Supercomputing '@Home' Paying Off for Other Research
SETI, will reach a milestone: it will have spent a million years of computer time sifting the electromagnetic noise emanating from the sky for a sign that someone or something is trying to get in touch.
An impromptu grass-roots supercomputer is inspiring other researchers to turn to the masses
Talks about Folding@home and Genome@home, Evolution@home and FightAIDS @home and “other projects (without the obligatory @'s in their names)”
Last year Dr. Pande's research group set a record by using its volunteer network to simulate 38 microseconds of the folding of a snippet of protein called the beta-hairpin.
In November, a different kind of milestone was reached when Gimps, for Great Internet Mersenne Prime Search, found the largest known number that has no factors.
When you lean back from your computer for a moment, the Pentium [yeah, oh well

] inside continues churning at a rate of hundreds of millions of times a second. To computer scientists, that is as wasteful as leaving your car idling while you run into the store. Hence the appeals to donate these "spare processing cycles" to the scientific charity of your choice.
"People have been locked into this supercomputing mentality," Dr. David P. Anderson, the SETI@home project director, said. "They want to have some gigantic thing in a box somewhere. I think that approach will ultimately go the way of the dinosaurs." Distributed computing has another advantage: unlike an ordinary computer, the grass-roots networks automatically upgrade themselves as people succumb to the desire for faster machines.

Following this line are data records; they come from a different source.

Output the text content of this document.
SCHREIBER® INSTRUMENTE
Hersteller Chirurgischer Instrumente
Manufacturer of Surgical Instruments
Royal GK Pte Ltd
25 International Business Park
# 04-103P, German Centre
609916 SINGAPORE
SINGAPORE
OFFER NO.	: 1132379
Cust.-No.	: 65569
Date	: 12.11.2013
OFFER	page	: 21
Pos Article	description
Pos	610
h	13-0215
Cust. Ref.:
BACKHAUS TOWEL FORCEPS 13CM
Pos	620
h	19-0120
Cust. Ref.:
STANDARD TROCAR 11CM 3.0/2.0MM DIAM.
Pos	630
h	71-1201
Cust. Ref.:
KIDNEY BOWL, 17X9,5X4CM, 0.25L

"A lot of people never believed the kind of calculations we do could be chopped up this way," Dr. Pande said. Since then the team has been working to simulate longer folding times. The ultimate goal — nowhere in sight — is to start with the description of an amino acid sequence and predict the final shape of the protein.
So many laboratories are asking for spare cycles that computer users must pick and choose lest they bog down their processors combating H.I.V., anthrax, smallpox, Ebola, multiple sclerosis, tuberous sclerosis complex and various cancers and neuromuscular diseases. (A list is available at
www.aspenleaf.com /distributed.)
Another of the earliest projects, called distributed.net, also cracks cryptographic codes and is trying to find something called an optimal golomb ruler, a mathematical artifact important to coding and communications theory.
One vital ingredient is arresting animation — gyrating proteins, mountain ranges of SETI data being analyzed. These sophisticated cartoons (known in the trade as cool graphics) sap processor power that could go toward analyzing the data. But they keep computer owners motivated by giving them a sense that something interesting is going on.